Tema 1. O anseio de Deus

No fundo do espírito humano encontramos uma sede de felicidade que se dirige à esperança de um lar, de uma pátria definitiva. Somos terrenos, mas aspiramos ao eterno, desejamos a Deus. Um Deus que podemos conhecer, com certeza, como sendo a luz e origem do universo e como sumo bem, através do mundo e da pessoa humana.

Sumário:


    1. O anseio de Deus: a pessoa humana é capaz de Deus, deseja a felicidade plena e deseja a Deus.

    “O homem foi criado para ser feliz, assim como o pássaro para voar”, escreveu um literato russo do século XIX. Todo mundo busca a felicidade (o próprio bem) e orienta a sua vida do modo que lhe parece mais adequado para alcançá-la. Poder gozar de bens humanos que nos enriquecem e aperfeiçoam, nos torna felizes. Mas, enquanto vivermos, a felicidade estará sempre atravessada por uma sombra. Não só porque nos acostumamos às coisas boas depois de obtê-las (o que acontece com frequência quando recebemos algo que desejávamos); mas, de modo mais radical, porque nenhum bem criado é capaz de preencher o desejo de felicidade do homem e porque os bens criados são passageiros.

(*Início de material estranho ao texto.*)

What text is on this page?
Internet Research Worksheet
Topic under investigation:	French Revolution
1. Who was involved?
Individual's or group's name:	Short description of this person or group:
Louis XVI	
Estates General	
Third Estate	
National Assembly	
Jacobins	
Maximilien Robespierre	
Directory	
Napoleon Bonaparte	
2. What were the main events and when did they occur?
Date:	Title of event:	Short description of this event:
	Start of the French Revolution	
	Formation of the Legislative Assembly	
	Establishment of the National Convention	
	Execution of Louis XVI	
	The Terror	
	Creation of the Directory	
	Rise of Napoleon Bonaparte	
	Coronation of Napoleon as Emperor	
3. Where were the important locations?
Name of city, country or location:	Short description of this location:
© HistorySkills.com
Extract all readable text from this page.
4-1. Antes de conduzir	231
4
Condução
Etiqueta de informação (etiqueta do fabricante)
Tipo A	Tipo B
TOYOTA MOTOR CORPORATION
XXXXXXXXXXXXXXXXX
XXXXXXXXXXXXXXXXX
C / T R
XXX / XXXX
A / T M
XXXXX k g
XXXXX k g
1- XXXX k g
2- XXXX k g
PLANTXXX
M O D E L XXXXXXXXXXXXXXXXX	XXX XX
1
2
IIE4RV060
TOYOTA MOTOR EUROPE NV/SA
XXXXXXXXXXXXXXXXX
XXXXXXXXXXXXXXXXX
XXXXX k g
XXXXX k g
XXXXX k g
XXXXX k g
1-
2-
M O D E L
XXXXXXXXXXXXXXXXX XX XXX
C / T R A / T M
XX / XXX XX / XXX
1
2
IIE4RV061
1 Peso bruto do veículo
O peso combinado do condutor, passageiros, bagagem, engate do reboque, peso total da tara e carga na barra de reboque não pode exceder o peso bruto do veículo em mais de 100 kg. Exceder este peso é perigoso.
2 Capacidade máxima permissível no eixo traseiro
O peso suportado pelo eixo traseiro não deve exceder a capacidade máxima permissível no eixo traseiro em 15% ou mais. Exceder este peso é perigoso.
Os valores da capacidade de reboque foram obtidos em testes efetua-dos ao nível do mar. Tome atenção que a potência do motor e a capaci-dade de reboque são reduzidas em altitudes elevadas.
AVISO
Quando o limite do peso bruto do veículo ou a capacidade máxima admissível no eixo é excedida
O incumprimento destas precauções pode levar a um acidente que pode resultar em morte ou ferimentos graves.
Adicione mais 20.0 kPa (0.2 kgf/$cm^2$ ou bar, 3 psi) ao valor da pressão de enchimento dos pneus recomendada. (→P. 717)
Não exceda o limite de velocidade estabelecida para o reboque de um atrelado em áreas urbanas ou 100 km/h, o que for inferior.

    Somos seres humanos, feitos de corpo e espírito em unidade, somos seres pessoais. Essa dimensão espiritual nos torna capazes de ir além das realidades concretas com as quais nos relacionamos: pessoas, instituições, bens materiais, instrumentos que nos ajudam a crescer... O fato de conhecermos os diversos aspectos da realidade não consome nem preenche a nossa capacidade de conhecer, e também não elimina os nossos questionamentos; sempre podemos conhecer novas coisas ou entendê-las com mais profundidade. Algo semelhante ocorre com a nossa capacidade de querer: não existe nenhuma criatura que nos sacie por completo e para sempre; podemos amar mais, podemos amar coisas melhores. De algum modo nos sentimos inclinados a tudo isso: alcançar novos objetivos nos faz felizes, agrada-nos compreender melhor os problemas e as realidades que temos à nossa volta, descobrir novas situações e adquirir experiência. Procuramos realizar tudo isso na nossa vida e ficamos deprimidos quando não o alcançamos. Sentimos desejos de plenitude. Tudo isso é sinal de grandeza, do fato de que em nós existe algo infinito que ultrapassa cada realidade concreta da nossa vida.

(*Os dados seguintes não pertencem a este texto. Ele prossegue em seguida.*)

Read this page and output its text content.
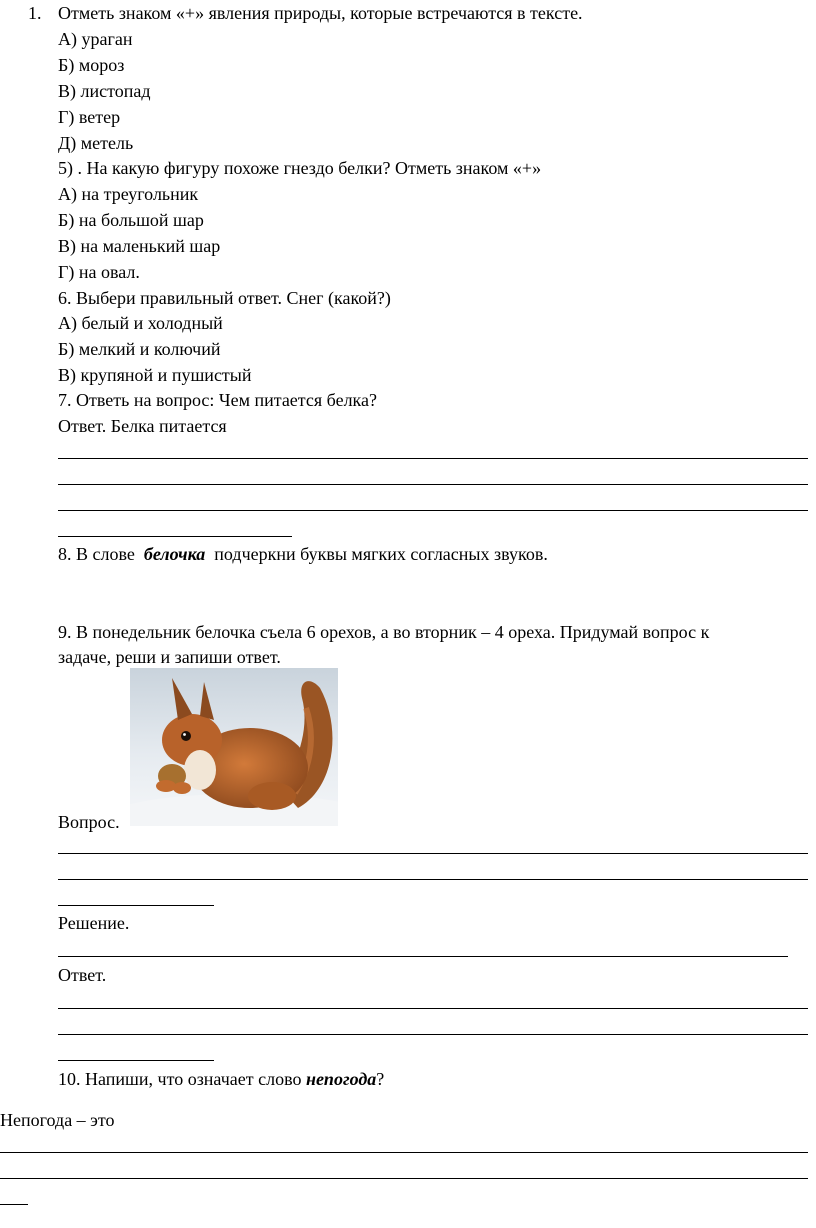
1. Отметь знаком «+» явления природы, которые встречаются в тексте.
А) ураган
Б) мороз
В) листопад
Г) ветер
Д) метель
5) . На какую фигуру похоже гнездо белки? Отметь знаком «+»
А) на треугольник
Б) на большой шар
В) на маленький шар
Г) на овал.
6. Выбери правильный ответ. Снег (какой?)
А) белый и холодный
Б) мелкий и колючий
В) крупяной и пушистый
7. Ответь на вопрос: Чем питается белка?
Ответ. Белка питается
8. В слове белочка подчеркни буквы мягких согласных звуков.
9. В понедельник белочка съела 6 орехов, а во вторник – 4 ореха. Придумай вопрос к
задаче, реши и запиши ответ.
Вопрос.
Решение.
Ответ.
10. Напиши, что означает слово непогода?
Непогода – это
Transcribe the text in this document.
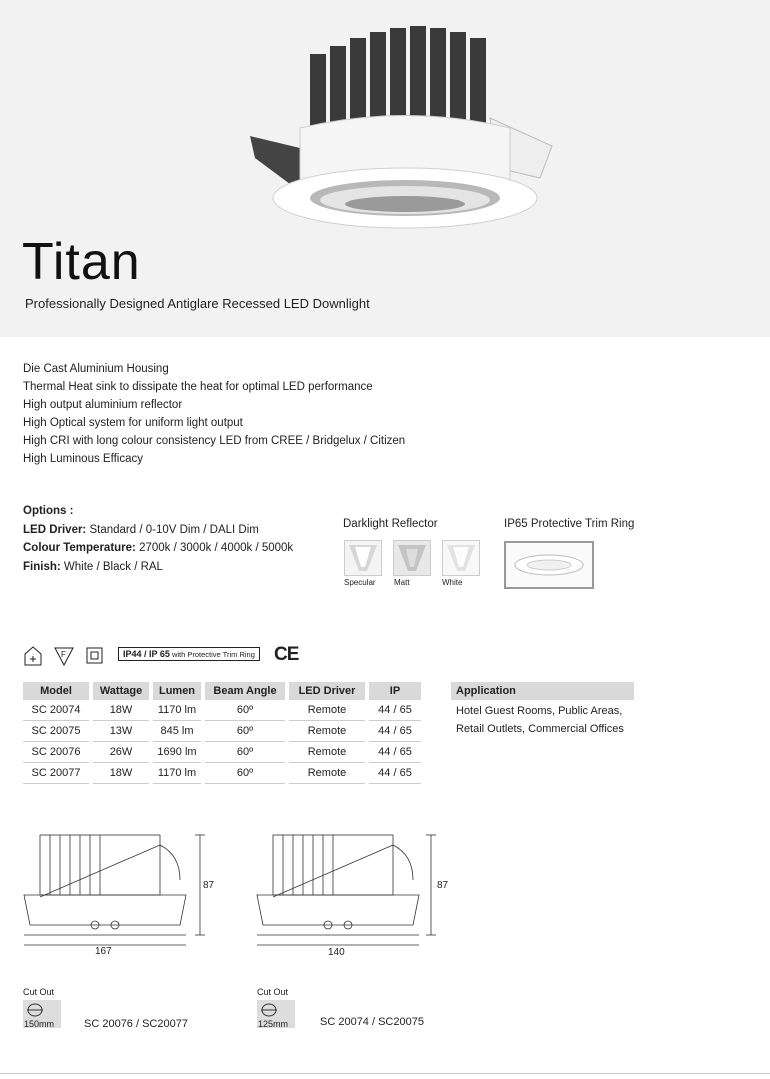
Titan
Professionally Designed Antiglare Recessed LED Downlight
Die Cast Aluminium Housing
Thermal Heat sink to dissipate the heat for optimal LED performance
High output aluminium reflector
High Optical system for uniform light output
High CRI with long colour consistency LED from CREE / Bridgelux / Citizen
High Luminous Efficacy
Options :
LED Driver: Standard / 0-10V Dim / DALI Dim
Colour Temperature: 2700k / 3000k / 4000k / 5000k
Finish: White / Black / RAL
Darklight Reflector	IP65 Protective Trim Ring
Specular	Matt	White
F	IP44 / IP 65 with Protective Trim Ring CE
Model	Wattage	Lumen	Beam Angle	LED Driver	IP
SC 20074	18W	1170 lm	60º	Remote	44 / 65
SC 20075	13W	845 lm	60º	Remote	44 / 65
SC 20076	26W	1690 lm	60º	Remote	44 / 65
SC 20077	18W	1170 lm	60º	Remote	44 / 65
Application
Hotel Guest Rooms, Public Areas, Retail Outlets, Commercial Offices
167
87
140
87
Cut Out
150mm	SC 20076 / SC20077
Cut Out
125mm	SC 20074 / SC20075
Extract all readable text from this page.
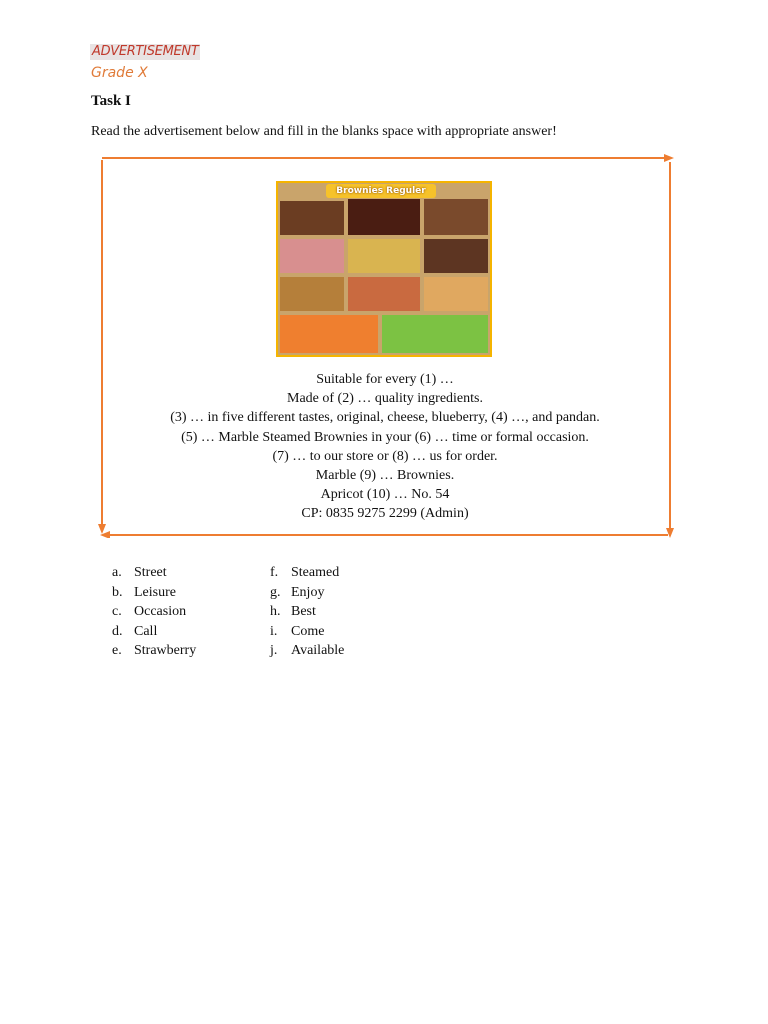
ADVERTISEMENT
Grade X
Task I
Read the advertisement below and fill in the blanks space with appropriate answer!
Brownies Reguler
Suitable for every (1) …
Made of (2) … quality ingredients.
(3) … in five different tastes, original, cheese, blueberry, (4) …, and pandan.
(5) … Marble Steamed Brownies in your (6) … time or formal occasion.
(7) … to our store or (8) … us for order.
Marble (9) … Brownies.
Apricot (10) … No. 54
CP: 0835 9275 2299 (Admin)
a. Street
b. Leisure
c. Occasion
d. Call
e. Strawberry
f. Steamed
g. Enjoy
h. Best
i. Come
j. Available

    O mundo, no entanto, é passageiro. Nós próprios somos passageiros e tudo o que nos rodeia também é. As pessoas que amamos, as metas que alcançamos, os bens de que usufruímos..., não há nada que possamos reter para sempre. Gostaríamos de amarrá-los, tê-los para sempre conosco porque melhoram a nossa vida, alegram-nos com seus dons e qualidades, nos deleitam. No entanto, no fundo da consciência notamos que são passageiros, que não nos acompanharão sempre e que às vezes prometem uma felicidade que somente podem dar-nos por um tempo. “Tudo traz em si o selo da caducidade, oculto entre promessas. Porque o horror e a vergonha das coisas é serem caducas, e, para cobrirem essa chaga vergonhosa e enganarem os incautos, disfarçam-se com trajes coloridos”[1]. Essa sombra que possui tudo o que é terreno, nos toca profundamente e – se pensarmos bem – nos assusta, nos leva a desejar que não seja assim, que exista uma saída para o nosso desejo de vida e de plenitude. São anseios de salvação, que aí estão, presentes no coração do homem.

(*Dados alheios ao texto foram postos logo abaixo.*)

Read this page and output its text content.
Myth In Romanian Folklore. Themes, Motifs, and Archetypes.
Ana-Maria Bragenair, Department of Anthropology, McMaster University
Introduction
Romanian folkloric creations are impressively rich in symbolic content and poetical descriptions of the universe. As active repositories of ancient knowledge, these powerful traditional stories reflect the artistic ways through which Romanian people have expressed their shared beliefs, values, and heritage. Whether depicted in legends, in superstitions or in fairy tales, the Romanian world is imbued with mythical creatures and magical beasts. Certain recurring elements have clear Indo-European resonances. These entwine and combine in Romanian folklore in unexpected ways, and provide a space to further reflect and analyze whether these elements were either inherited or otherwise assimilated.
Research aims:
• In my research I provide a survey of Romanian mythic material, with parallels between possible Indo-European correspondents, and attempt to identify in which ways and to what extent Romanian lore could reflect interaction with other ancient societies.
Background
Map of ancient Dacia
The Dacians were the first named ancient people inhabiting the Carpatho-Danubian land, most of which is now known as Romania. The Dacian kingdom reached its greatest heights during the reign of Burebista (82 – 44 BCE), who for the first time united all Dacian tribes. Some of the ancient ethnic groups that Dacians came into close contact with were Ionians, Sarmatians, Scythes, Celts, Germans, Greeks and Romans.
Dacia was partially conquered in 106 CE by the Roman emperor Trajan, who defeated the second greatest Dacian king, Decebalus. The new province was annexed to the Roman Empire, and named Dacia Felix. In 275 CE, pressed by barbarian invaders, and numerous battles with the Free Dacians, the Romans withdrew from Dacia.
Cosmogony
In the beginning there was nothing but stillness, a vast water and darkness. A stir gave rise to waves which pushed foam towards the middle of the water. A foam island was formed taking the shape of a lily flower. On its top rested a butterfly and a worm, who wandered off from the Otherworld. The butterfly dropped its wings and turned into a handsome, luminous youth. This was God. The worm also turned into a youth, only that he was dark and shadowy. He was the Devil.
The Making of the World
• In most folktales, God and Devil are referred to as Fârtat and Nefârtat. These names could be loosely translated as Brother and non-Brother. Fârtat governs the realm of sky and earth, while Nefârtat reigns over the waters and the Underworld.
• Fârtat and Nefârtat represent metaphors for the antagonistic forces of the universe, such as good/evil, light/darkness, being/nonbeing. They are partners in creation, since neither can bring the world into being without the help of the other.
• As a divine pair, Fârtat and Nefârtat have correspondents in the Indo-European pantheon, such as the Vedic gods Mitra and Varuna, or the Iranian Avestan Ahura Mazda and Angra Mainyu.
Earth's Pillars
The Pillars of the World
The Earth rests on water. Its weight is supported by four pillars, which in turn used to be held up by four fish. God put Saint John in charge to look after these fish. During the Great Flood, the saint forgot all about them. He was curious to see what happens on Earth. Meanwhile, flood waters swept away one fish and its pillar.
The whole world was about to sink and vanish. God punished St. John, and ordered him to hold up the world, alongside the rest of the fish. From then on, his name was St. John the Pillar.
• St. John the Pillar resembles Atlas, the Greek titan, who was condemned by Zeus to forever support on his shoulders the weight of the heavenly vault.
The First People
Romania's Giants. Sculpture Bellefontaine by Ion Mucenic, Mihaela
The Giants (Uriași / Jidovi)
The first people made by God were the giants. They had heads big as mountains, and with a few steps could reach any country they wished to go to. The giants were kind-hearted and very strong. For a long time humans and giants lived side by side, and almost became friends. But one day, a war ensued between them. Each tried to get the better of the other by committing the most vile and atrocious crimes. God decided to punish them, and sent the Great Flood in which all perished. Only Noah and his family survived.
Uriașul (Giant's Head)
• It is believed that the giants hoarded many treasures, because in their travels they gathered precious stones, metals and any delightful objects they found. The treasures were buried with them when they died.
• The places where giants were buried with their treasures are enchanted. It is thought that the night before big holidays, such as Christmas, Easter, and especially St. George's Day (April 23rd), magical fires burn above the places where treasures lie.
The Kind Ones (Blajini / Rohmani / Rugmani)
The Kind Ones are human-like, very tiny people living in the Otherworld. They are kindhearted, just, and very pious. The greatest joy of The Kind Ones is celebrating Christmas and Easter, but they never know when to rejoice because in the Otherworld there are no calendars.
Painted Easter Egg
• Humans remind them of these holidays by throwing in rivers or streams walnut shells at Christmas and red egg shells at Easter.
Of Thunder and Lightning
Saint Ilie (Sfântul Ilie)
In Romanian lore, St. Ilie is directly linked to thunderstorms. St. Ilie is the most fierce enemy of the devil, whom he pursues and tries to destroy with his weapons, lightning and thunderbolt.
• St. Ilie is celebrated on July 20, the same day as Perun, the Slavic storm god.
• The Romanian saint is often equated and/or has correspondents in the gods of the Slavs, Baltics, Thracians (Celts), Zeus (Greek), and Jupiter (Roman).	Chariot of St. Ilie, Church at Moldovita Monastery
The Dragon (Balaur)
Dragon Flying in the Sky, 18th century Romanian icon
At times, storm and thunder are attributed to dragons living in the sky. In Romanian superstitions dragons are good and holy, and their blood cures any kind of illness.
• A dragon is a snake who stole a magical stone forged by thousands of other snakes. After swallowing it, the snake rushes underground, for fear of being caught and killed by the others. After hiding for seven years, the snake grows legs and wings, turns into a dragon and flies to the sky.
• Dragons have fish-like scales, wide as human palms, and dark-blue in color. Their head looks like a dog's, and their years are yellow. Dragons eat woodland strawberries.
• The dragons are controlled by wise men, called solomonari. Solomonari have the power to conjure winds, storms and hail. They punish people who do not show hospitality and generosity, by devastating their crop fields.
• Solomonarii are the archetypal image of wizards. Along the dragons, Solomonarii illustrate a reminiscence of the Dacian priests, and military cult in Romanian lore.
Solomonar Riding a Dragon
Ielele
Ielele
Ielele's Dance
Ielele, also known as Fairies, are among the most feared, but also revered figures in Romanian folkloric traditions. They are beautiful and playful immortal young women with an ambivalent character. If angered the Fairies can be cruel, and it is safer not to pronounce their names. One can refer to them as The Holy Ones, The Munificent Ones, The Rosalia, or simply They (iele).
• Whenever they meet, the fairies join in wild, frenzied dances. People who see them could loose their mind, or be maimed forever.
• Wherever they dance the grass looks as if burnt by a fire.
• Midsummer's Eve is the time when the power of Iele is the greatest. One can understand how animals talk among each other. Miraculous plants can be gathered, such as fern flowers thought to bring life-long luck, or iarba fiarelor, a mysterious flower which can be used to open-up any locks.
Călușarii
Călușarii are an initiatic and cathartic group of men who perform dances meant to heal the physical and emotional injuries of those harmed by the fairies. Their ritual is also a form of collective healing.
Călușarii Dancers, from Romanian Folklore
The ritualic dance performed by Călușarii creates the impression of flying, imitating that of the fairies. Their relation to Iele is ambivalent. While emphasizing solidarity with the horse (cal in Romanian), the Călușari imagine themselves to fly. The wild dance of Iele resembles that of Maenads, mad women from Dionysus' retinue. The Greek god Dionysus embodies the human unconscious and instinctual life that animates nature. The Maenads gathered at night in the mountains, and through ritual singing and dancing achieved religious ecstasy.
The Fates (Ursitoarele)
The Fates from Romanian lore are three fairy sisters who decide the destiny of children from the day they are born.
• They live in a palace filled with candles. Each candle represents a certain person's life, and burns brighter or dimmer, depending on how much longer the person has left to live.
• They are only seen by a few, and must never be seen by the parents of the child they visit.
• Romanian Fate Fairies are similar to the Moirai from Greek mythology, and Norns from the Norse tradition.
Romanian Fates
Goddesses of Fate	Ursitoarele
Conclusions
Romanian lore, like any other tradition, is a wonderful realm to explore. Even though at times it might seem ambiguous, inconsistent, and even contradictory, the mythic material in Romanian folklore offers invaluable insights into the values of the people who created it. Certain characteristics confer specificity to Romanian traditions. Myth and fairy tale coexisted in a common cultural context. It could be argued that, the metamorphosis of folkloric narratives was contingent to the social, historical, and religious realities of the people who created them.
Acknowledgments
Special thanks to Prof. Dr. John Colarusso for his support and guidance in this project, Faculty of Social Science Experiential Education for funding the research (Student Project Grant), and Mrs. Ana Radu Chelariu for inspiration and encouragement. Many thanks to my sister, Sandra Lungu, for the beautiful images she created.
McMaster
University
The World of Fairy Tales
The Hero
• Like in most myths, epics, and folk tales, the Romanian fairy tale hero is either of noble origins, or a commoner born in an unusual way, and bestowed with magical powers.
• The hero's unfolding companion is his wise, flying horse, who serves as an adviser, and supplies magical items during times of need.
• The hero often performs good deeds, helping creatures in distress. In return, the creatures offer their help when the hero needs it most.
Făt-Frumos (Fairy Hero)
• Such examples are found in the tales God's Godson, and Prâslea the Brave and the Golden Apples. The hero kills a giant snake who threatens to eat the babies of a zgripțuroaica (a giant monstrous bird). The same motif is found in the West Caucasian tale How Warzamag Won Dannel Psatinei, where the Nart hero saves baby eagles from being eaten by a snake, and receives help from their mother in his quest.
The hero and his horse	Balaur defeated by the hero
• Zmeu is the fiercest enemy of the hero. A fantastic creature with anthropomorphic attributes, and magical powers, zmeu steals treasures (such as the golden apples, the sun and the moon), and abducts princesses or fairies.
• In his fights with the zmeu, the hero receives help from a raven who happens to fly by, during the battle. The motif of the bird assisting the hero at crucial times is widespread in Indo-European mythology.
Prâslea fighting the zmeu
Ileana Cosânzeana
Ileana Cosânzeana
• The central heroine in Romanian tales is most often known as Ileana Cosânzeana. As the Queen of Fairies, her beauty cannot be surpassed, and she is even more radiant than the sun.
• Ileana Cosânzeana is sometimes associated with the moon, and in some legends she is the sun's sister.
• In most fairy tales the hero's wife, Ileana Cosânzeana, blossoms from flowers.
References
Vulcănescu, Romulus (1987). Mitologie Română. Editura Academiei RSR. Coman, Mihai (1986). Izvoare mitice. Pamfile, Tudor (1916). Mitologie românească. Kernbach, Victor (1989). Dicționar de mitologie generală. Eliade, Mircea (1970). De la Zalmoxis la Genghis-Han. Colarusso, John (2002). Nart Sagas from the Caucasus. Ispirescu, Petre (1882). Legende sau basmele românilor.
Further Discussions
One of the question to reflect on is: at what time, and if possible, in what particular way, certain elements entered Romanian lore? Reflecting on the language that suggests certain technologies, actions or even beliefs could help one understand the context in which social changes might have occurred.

    Encontramos então dois tipos diferentes de aspirações humanas que indicam a “fome de transcendência” que o homem sente. Perante as diversas experiências transcendentes do bem, despertam dentro de nós anseios de plenitude (de ser, de verdade, de bondade, de beleza, de amor). E perante as diversas experiências do mal, da perda desses bens, despertam anseios de salvação (sobrevivência, retidão, justiça, paz). Essas experiências de transcendência nos deixam uma nostalgia do eterno. Porque “o homem foi criado para ser feliz como o pássaro para voar”, mas a vivência indica que a felicidade neste mundo não é completa, que a vida nunca é plenamente satisfatória, que vai além das nossas tentativas de alcançá-la, sempre vislumbrada e nunca alcançada. Por isso há no fundo do espírito humano um desassossego, uma insatisfação, uma nostalgia de felicidade que aponta para uma secreta esperança: a esperança de um lar, de uma pátria definitiva, na qual seja realizado o sonho de uma felicidade eterna, de um amor para sempre. Somos terrenos mas ansiamos pelo eterno.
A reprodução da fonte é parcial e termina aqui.